Immediately Indech of the green leggings hurried a sizable pottery jug and two mugs over to the table. He bowed, set them down, looked his question. Receiving an equally silent reply by gesture, he poured both mugs full of dark golden liquid from which rose tendrils of steam. Indech glanced at the fire, seeing that it was blazing up all yellow and snapping. He looked again at his lord. Lugaid waved a hand: With another bow-and a glance at Milchu, who stood by the fire with his back to the room-Indech departed the chamber with its rush-strewn floor and cold-absorbing hangings over the fine red wood of the yew-tree.

The door closed on him. Milchu turned from the fire. Again with both hands he shot back the druidic cowl. He commenced loosing the laces at the robe’s throat; they ran down to a point approximately horizontal with his nipples.

Then did he bare a pectoral pendant that was strange indeed, on the chest of a man in the robe of a druid of the Celts.

The Egyptians of centuries agone had formed the device of the male triad and the woman’s parts; a loop atop two straight bars, one set perpendicular to the center of the other so that they formed three. Thus the male and female united, a symbol of the creation of life, and Life everlasting of the faith of Set and Horus and Osiris.

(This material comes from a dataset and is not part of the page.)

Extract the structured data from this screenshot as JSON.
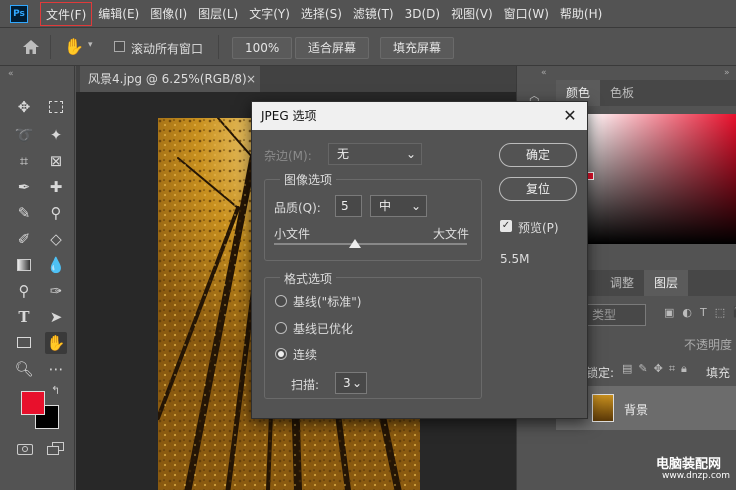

After them the Romans used a similar design, formed of timbers, for the execution of criminals. Ankh, those of Egypt called it; the Sign of Life. Crux, those of the more latterly “world” conquerors termed it; the sign of Death. On it they had slain one Yeshua-Iesu in their tongue, changed in Eirrin to Iosa-for sedition and the stirring up of the common folk against the priests… and, far more seriously, against the togaed representatives of Rome’s might. Along with the fish, the sign’ was adopted by the Friends, later called Saints by some and Christians by others.

Though they claimed that this cross, like the open one of old Egypt, represented and promised life everlasting, there were many and many who pointed out that the female was closed against life and further that the sign signified pain and slow death, and a dead god.

Though he had curbed it in himself now, Lugaid had been known to refer to Iosa Chriost who was Jesus Christus as the Dead God, and the thought crossed his mind now as he gazed upon that which hung on Milchu’s chest.

No druid wore the cross of Iosa Chriost.